Louisiana Associate Justice Bernette Joshua Johnson, a New Orleans resident, dissented from the majority in her opinion, arguing that she found no "legitimate reason to distinguish" Entergy New Orleans' actions from those in another suit, an Entergy Gulf States case wherein the company charged customers outside of state-mandated parameters.
"In my view, the SFI period charges are not related to fluctuating fuel charges, and are not otherwise the type of charges that are properly included in the fuel adjustment clause. Thus Entergy New Orleans improperly billed these charges to its customers, regardless of whether the charges themselves were prudent," Johnson said.
There is also still the matter of the $72 million settlement that Entergy entered into with the state of Louisiana in Delaney v. Entergy Inc. In that case, the Louisiana Public Service Commission claimed Entergy had been buying more expensive electricity from its subsidiaries rather than the competition—the same claim Hood is making in Mississippi.

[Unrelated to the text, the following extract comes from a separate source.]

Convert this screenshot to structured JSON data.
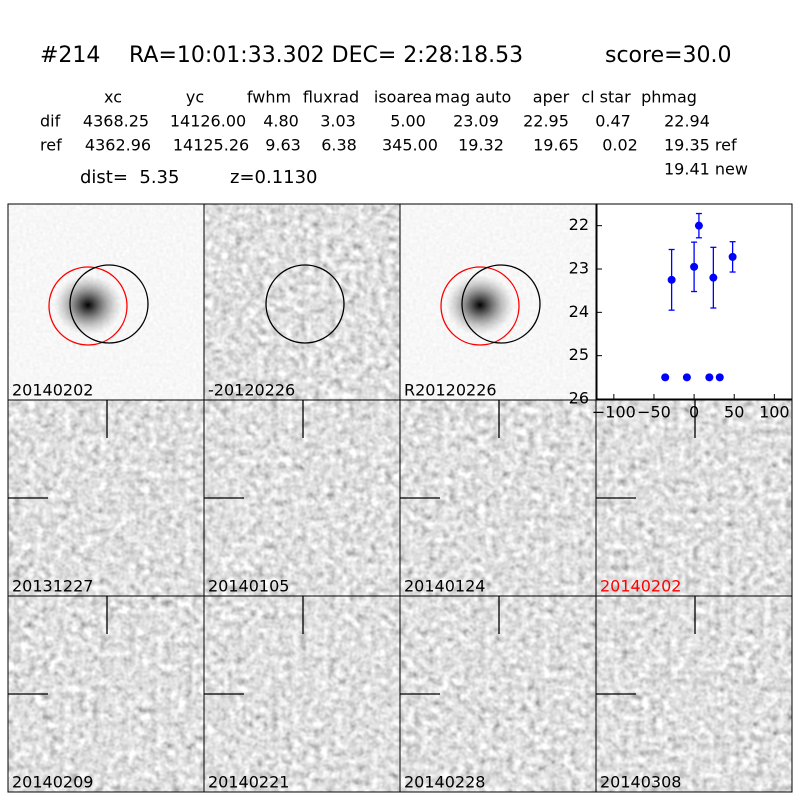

Louisiana backed up its claims with so much information that Entergy actually dropped its argument and admitted wrongdoing. Hood is listing the Delaney case as his strongest argument in Mississippi's case against Entergy, going so far as to use information Louisiana extracted from Entergy to buttress directly his Mississippi suit.
Hood said that Mississippi law is much clearer than Louisiana law regarding what can and can't be included in fuel adjustment charges.
"Mississippi spells out that you can't put anything but your actual cost in the fuel adjustment cost," Hood said. "You can run it through your rate, but if it's a rate increase, there will be a Public Service Commission hearing complete with cross examination."